La sonrisa de un idiota

Cojo el tren hasta Alegia, y de allí, autostop hasta Amezketa. Cruzo el pueblo en dirección a la iglesia de San Bartolomé, que es por donde asciende la carretera para subir a Aralar. Son las 10 de la mañana, y a pesar de que el invierno está a la vuelta de la esquina, hace un día soleado y no hay rastros de nubes en el cielo. Cualquiera diría que estamos en julio. Paso por un colegio donde los niños están jugando un partido de balonmano. Los padres charlan despreocupadamente mientras, de tanto en tanto, animan a sus hijos. En el frontón de al lado, se escucha el golpeteo de la pelota de cuero contra la piedra. Al llegar a la iglesia, me detengo un momento para mirar el mapa. Un aitona muy simpático, al verme con la mochila cargada, se levanta del banco que está a la sombra de la iglesia y se me aproxima. Se acerca lentamente,  dando pasos cortos, ayudándose de un bastón que sostiene en su mano derecha. -Mendira oa? (¿Vas al monte?) -Me dice. Charlamos durante un rato.

Le cuento mi plan de ruta, que pretendo subir por minas y dormir en Igaratza. Y luego, lo que surja. Resulta que él es nacido de Amezketa, y como lleva toda la vida viviendo allí, conoce Aralar como la palma de su mano. Me empieza a recomendar todos los sitios bonitos que debería visitar: Hirumugarrieta, Txindoki, Las Malloas… La mayoría las conozco, pero de vez en cuando escucho nombres que no he oído en mi vida. Le doy el mapa para que me los señale, pero su vista no le permite distinguir bien los trazados. Aún y todo, me explica cómo puedo llegar a esos destinos desde Igaratza, el lugar donde convergen todos los caminos de Aralar. Me lo explica de memoria, con desenvoltura, como quien describe la cocina de su casa. Trato de seguir mentalmente los recorridos que me indica. Algunas las memorizo, otras, me pierdo al primer cruce, y cuando me pregunta si lo he entendido, asiento con una sonrisa no muy convincente. Hablamos un rato más, hasta que finalmente nos despedimos y retomo la marcha.

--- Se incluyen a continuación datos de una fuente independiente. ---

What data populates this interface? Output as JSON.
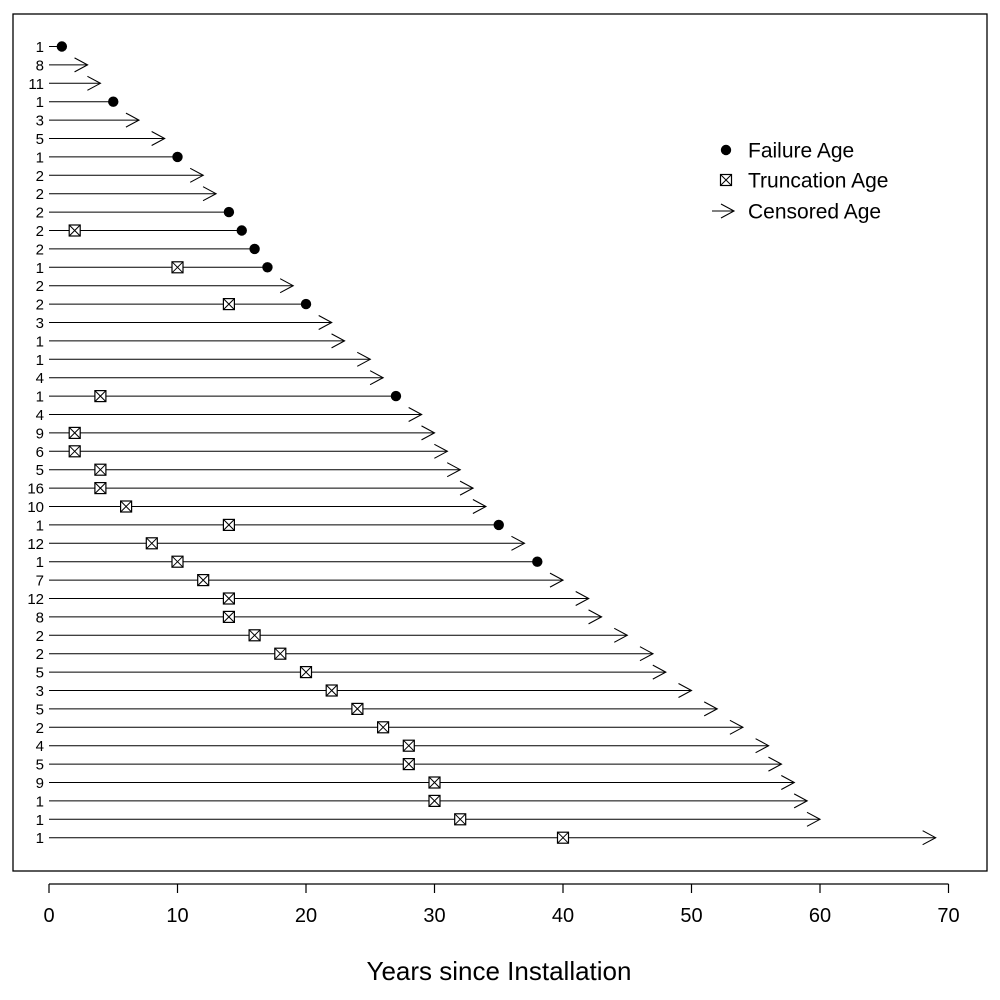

Junto a la iglesia de San Bartolomé, una carretera asfaltada asciende al barrio de Altunegi.  En el camino paso por varios caseríos, y los animales se detienen a mirarme cada vez que paso cerca de ellos. No se acercan, pero tampoco se alejan. En sus caras se percibe la curiosidad. Cruzo los caseríos y asciendo durante un rato por una empinada pista de hormigón, hasta llegar al puente de Berazeaga. Tras cruzar la pequeña superficie de madera, un grupo de hayedos que se erigen junto al camino me dan la bienvenida. Son hermosos; altos y orgullosos, cubren el cielo formando un techo  de color rojizo. También diviso pinos y algún que otro avellano. Entre los huecos de las hojas, los haces de luz se filtran tejiendo hilos luminosos en el camino. Avanzo despacio, sin prisa, contemplando el paisaje a mí alrededor. El viento silba, haciendo que las ramas se mezan. Las hojas caen dibujando movimientos circulares en el aire, como en un baile. Al terminar la canción, las hojas se posan en el suelo con delicadeza, formando un manto de colores que indica el camino. Es un paisaje espectacular.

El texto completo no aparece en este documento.